Seeding a new lawn is the most popular way of creating a new lawn simply because it is so inexpensive compared with other turfgrass methods, and it is relatively easy to do. Grass seed can be planted almost any time during the year with a few exceptions and caveats. Other than putting down seed at certain times, the main factor is what comes after the seed sprouts? The best time for planting grass is at the beginning of its growing cycle. For cool season grasses, there are 2 growing cycles: FALL and SPRING. For warm season grasses, there is 1 growing cycle: SUMMER.
For most cool season grasses and for folks living in northern climates, the best time to plant grass is in late August, early September. Depending on exactly the climate you have and the type of grass seed you're planting. Some grass seeds take longer to germinate and develop a strong enough root system to withstand the first cold snaps before going dormant for the winter.
Bluegrass has an exceptionally long germination period and slow development, which would be better if started in the spring. However, doing this means that you will have to take greater care in providing adequate moisture throughout that first growing season, especially in the hot summer months.

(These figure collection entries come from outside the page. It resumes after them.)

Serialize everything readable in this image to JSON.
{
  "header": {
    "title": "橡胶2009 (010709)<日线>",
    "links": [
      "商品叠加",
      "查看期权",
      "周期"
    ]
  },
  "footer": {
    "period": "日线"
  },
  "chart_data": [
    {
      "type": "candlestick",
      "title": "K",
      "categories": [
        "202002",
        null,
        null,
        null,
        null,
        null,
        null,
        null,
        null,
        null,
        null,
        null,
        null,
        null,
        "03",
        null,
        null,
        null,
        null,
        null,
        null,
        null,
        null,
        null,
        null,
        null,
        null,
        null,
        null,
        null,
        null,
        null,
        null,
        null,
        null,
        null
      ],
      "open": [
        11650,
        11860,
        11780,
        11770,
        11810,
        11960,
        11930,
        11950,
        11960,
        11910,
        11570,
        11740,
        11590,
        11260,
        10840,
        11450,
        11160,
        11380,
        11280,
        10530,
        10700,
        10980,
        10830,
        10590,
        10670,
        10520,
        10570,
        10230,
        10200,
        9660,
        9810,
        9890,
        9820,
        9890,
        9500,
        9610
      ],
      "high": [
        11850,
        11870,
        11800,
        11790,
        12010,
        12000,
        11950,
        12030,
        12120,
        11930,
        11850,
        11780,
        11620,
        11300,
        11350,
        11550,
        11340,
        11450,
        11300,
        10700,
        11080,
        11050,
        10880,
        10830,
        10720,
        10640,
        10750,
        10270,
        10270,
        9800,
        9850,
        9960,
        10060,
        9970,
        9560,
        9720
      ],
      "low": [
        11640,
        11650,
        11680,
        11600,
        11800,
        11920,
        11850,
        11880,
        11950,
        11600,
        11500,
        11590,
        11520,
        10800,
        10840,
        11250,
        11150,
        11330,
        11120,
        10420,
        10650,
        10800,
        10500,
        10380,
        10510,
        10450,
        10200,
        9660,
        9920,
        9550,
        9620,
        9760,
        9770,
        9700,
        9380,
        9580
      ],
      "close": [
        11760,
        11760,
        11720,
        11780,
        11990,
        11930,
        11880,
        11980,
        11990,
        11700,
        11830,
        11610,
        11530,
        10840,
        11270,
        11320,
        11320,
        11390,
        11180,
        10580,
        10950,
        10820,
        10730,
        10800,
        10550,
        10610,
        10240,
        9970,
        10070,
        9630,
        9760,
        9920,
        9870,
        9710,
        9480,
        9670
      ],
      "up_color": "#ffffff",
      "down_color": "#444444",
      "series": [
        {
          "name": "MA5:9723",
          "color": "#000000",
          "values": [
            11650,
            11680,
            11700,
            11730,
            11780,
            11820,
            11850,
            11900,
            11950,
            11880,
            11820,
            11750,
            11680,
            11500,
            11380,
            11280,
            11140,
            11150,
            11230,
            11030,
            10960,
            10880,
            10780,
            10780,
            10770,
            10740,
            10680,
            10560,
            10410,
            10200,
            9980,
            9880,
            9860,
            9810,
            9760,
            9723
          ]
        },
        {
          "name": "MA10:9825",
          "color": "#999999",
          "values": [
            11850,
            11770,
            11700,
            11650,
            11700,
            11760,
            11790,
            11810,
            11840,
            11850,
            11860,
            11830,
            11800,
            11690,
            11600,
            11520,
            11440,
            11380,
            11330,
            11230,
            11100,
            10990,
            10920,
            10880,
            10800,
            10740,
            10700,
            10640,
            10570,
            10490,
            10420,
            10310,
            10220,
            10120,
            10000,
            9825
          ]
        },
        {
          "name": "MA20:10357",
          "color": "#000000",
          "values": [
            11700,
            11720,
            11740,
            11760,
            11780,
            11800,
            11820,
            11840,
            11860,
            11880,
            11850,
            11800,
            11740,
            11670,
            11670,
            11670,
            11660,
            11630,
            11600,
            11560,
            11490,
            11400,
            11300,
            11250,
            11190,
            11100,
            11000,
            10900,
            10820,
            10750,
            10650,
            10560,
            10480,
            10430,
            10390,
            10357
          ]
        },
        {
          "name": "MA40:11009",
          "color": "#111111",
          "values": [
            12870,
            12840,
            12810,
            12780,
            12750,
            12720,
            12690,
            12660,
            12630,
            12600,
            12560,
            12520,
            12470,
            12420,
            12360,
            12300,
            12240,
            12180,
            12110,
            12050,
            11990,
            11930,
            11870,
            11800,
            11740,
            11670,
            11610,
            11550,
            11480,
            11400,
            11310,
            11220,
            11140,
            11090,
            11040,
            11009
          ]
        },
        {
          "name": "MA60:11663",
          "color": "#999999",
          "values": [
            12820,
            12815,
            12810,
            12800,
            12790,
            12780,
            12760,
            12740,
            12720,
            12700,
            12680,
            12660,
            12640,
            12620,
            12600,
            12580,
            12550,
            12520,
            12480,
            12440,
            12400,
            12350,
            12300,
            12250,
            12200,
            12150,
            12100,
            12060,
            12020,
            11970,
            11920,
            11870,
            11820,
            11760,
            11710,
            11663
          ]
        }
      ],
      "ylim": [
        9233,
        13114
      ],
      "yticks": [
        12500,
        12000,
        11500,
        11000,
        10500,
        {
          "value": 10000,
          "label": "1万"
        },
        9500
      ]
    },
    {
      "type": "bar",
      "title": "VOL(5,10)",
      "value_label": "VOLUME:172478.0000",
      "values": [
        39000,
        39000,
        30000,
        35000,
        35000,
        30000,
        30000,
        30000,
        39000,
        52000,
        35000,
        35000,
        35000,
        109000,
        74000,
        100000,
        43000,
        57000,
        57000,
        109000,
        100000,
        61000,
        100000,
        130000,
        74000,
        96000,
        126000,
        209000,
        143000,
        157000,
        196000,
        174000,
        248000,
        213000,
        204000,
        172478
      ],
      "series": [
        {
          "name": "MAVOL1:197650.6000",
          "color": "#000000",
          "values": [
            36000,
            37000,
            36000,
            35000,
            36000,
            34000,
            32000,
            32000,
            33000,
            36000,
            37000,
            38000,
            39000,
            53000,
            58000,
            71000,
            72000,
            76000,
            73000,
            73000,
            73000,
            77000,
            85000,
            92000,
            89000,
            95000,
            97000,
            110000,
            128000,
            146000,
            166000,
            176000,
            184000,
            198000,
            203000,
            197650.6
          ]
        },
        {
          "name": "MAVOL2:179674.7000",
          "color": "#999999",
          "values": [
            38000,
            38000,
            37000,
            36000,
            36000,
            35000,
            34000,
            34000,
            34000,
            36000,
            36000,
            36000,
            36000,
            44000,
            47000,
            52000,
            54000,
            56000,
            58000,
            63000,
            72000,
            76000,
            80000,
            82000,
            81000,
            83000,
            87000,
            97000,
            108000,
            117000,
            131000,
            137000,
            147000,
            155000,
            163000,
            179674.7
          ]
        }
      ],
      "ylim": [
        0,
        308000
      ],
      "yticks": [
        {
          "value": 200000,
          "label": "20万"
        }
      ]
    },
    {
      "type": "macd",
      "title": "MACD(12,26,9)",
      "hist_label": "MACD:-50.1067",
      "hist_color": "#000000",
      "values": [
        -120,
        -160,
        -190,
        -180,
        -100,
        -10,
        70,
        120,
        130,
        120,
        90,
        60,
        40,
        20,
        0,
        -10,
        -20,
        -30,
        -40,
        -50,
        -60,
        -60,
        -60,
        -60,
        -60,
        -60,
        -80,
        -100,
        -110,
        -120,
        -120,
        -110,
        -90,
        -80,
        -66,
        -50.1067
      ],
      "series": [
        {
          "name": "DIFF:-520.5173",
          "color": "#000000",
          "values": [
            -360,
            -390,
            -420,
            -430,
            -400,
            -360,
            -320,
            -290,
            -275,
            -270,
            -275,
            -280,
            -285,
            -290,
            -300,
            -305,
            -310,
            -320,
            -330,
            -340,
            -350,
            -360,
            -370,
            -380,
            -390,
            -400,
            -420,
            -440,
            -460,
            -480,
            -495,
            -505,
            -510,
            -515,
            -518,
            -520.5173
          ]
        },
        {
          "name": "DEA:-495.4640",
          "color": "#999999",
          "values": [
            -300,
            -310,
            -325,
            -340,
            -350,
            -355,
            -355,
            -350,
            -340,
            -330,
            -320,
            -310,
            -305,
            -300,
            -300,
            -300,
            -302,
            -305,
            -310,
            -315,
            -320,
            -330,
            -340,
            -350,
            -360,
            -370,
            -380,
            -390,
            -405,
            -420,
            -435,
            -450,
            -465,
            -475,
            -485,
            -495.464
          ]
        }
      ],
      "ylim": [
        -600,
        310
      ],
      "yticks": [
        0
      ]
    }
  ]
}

One very easy to do technique, especially if you are going to be overseeding a thin lawn in the northern climate where the ground freezes, is to spread seed in late winter, when the ground is frozen, but NOT snow covered. In late winter, the ground typically freezes and thaws with every night/day cycle. Grass seed will not germinate until the soil reaches about 55 degrees, so you don't have to worry about your grass starting to grow and then being frozen -- it won't happen.
After you spread the grass seed on the frozen ground, the ground will eventually thaw, and then refreeze. With each of those freeze/thaw cycles, the ground heaves up and settles back down. During this process the seed is gently pulled into the upper layer of soil where it will remain until the temperatures moderate later in the spring.
Warm season grasses grow best during the hot summer months. That makes spring and early summer as the best time to plant warm season grass seed. Following germination make sure the new plants have adequate water during the remainder of the growing season. Most warm season grasses are typically planted with live plants instead of seed. This gives the lawn a better chance of survival during the hot months. Also, many warm season grasses are hybrids that don't produce viable seeds. That means the only way to grow them is through transplant (sprigs and plugs) or through laying sod.
Besides planting the right grass seed at the right time, the next step is making sure the soil is adequately cultivated. For bare soil, the soil should be tilled at least several inches, but 4" - 6" is preferred. This will require using a tiller which can be a strenuous activity. Debris should be removed and the soil leveled using the back of a rake.
Before spreading seed, put down a special starter fertilizer according to directions on the label. High quality starter fertilizers usually contain slow release granules that let their contents to be leached out of their granules over a period of weeds.
Spread the seed according to the rate suggested on the seed package. Make sure it is EVENLY spread. Too much seed at any one spot will prevent the newly emerged seedlings from properly developing during the following months and they will usually die off. Using a drop spreader is probably the most accurate method of spread grass seed at a predetermined rate. Hand spreaders that throw seed out are more difficult to control the spread rate.
TIP: When using a spreader, cut the recommended rate setting in half, then go over the same area a second time in a different direction. This will help provide an even distribution.
After seeding, go over the soil with the backside of a rake -- LIGHTLY! You only want to cover the seed with about 1/4" of soil.
After spreading the seed and gently raking it in, you'll want to put some type of mulch over the soil to moderate soil temperatures and moisture loss. Straw (not hay) has always been a good mulch. When spreading the straw, you want to be able to see about 1" open spaces of ground. This isn't rocket science, but the point is not to completely cover the ground. Sunlight needs to reach the soil more or less. Think of it as creating a small trellis over your new lawn.
During the germination days, make sure the soil remains evenly moist, but never wet. You don't want the soil to ever dry out completely and you don't want to soak the lawn to a point where water is standing.
After the seeds germinate, you'll want to again keep the soil evening moist, but as the seedlings begin to develop, you can cut back on daily watering's, and go to every other day, with slightly deeper watering's. Continue this until the grass reaches about 2" - 3" at which time you can completely cut back on watering, just making sure that the lawn gets about 1" per week total.
Leave the straw in place, and it will eventually decompose. Don't worry about weeds that may sprout during this time. You can control them next year after the new lawn has fully developed.